Martin Luther King Jr. Day is upon us and the United States celebrates by taking a day off and relaxing. Really this day should be filled parades, an overabundance of cake and of course constant screenings of the movie ‘X’ starring Denzel Washington! This day should be a day off for everyone, considering that MLK was a great civil rights leader, but he’d always take his birthday off. So everyone, especially black people should get MLK Jr. Day off.
In that same respect, Indians (as in the folks from India) should have Columbus Day off, that dude was looking us! As he landed on the shores of this country and looked out there and said “There they are…Indians…that’s it…Indians!”
There had to be someone that said “Hey, Chris, buddy…Uh…I don’t think those are Indians. Those guys are way more naked that the paintings suggest and they don’t even have spices, just an odd yellow vegetable. Maybe we should turn around.”
Columbus retorted, mainly so he wouldn’t look like an ass in front of 3 giant boats the King of Spain paid for, “Nonsense! Those are Indians. That’s what a spice is supposed to look like. Now get out and give them our syphilis!”

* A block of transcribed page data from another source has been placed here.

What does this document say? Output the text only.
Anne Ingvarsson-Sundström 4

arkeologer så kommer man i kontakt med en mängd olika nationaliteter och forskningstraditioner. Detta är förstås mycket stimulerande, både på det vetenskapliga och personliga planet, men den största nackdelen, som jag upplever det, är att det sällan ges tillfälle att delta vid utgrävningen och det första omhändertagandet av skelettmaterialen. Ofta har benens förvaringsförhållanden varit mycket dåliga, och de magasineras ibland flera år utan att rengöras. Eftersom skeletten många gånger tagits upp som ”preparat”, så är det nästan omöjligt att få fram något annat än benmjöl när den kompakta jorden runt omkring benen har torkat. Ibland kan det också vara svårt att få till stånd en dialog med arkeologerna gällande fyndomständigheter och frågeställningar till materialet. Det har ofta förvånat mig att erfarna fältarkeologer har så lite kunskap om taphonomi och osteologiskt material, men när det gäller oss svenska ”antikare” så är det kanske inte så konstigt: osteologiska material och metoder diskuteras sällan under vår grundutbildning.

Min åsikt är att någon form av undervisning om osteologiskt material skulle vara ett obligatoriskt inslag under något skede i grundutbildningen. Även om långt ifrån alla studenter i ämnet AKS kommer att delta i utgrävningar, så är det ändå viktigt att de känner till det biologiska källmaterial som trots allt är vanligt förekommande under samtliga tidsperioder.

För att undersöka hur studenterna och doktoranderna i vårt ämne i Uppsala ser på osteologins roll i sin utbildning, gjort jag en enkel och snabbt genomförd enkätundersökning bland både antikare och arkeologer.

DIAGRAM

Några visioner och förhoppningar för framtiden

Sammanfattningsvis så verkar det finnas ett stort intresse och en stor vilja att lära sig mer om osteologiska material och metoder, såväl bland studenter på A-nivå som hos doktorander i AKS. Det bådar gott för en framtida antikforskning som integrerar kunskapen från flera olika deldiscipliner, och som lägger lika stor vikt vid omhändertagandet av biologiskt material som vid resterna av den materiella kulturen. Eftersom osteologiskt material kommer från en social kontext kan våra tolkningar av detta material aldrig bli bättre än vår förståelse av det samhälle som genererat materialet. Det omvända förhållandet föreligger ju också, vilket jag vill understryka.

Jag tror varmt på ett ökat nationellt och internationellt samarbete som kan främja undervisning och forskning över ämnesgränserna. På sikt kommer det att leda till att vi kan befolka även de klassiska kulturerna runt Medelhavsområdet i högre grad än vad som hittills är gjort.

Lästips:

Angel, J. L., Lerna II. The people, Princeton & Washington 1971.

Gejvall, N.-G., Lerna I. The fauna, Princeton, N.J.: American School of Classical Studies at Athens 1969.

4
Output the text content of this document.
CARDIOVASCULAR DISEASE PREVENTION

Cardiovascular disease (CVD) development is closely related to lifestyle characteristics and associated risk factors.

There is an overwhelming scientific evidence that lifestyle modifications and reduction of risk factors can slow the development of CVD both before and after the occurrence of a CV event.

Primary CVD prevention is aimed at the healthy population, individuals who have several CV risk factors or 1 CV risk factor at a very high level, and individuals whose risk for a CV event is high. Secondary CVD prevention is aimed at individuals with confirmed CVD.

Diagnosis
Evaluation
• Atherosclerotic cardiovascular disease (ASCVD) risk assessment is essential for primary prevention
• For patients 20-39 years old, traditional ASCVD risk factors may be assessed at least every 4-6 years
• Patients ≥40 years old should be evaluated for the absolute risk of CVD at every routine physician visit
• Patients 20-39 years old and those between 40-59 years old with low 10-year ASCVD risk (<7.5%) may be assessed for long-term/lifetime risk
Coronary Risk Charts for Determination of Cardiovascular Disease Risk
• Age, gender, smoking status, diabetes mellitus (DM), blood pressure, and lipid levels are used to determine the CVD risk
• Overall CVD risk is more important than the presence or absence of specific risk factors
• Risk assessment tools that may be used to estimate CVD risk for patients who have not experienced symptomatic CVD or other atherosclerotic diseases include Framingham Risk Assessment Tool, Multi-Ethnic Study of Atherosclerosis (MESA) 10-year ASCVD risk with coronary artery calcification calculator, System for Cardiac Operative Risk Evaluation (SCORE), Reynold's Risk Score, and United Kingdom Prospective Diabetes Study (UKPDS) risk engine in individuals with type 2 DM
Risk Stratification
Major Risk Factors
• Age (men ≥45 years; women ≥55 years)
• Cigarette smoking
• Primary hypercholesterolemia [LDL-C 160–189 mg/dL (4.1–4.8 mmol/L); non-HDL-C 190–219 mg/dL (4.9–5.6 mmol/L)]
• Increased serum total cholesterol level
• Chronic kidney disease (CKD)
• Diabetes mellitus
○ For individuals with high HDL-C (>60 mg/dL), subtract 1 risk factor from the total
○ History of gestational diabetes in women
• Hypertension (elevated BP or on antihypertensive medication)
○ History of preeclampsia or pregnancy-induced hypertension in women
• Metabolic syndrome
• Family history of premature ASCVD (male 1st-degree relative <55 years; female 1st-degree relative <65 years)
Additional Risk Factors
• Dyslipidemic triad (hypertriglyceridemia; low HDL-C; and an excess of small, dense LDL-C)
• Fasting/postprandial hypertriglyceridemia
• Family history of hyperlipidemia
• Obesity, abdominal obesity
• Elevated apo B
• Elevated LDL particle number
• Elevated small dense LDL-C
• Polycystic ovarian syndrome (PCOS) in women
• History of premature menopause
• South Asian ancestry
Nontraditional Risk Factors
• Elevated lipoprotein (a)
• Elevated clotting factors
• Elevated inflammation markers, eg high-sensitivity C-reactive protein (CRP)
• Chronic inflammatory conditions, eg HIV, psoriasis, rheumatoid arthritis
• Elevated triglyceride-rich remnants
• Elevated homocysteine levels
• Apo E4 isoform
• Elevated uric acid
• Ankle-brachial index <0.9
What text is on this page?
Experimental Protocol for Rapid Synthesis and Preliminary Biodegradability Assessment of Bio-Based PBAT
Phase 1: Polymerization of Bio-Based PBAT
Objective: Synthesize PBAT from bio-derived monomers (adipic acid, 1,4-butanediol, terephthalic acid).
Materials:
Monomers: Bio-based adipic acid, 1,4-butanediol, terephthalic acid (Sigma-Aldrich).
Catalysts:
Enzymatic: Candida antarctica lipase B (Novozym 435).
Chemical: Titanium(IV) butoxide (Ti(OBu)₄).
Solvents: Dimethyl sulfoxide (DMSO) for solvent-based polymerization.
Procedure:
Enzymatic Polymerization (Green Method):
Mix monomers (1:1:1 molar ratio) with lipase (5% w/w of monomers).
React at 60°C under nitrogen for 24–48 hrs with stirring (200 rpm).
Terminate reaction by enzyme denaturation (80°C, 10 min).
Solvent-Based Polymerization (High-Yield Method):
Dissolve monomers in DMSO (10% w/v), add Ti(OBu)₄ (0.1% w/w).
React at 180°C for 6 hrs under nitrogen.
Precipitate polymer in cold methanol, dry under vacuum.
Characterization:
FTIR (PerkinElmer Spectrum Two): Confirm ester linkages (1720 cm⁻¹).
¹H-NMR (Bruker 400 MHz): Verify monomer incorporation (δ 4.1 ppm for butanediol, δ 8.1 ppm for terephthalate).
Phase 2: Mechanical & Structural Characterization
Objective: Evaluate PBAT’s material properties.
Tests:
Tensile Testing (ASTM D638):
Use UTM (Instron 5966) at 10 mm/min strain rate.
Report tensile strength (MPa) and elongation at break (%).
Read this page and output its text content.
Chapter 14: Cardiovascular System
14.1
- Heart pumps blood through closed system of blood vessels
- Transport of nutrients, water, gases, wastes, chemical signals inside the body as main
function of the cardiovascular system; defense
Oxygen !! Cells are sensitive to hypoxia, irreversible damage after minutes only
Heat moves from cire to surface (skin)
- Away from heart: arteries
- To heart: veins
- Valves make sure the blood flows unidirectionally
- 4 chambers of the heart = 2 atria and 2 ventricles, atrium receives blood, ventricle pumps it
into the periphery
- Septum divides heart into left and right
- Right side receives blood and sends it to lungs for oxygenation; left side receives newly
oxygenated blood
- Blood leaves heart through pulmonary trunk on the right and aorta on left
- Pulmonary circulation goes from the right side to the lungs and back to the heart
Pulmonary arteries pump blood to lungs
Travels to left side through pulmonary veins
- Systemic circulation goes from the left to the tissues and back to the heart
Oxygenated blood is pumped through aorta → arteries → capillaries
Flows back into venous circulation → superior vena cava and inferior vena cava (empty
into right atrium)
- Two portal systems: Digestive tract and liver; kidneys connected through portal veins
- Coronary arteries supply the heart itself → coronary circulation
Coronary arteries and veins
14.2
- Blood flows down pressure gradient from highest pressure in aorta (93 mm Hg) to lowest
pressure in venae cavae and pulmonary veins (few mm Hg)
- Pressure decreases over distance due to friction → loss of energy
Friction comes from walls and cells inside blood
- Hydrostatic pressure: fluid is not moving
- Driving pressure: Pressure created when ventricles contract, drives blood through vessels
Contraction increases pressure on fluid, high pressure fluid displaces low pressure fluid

A tradition I carry for Columbus Day is finding a Latino gent, and giving him a spice and then taking his money.
Now the Latino community should get a day off as well. Ponce De Leon Friday or The Fountain of Youth Day, which would be celebrated in April. This would involve parades, water gun fights and the Latin Youth acting as adults to make it the most adorable of all holidays. The day would be capped off with Latin folk giving their Caucasian friends, chocolate fountains as a gift to say “Hey, it’s all good bro, we’re going to keep 3 of the states that really belonged to Mexico in the first place.”
Now there’s the dream Dr. King was talking about.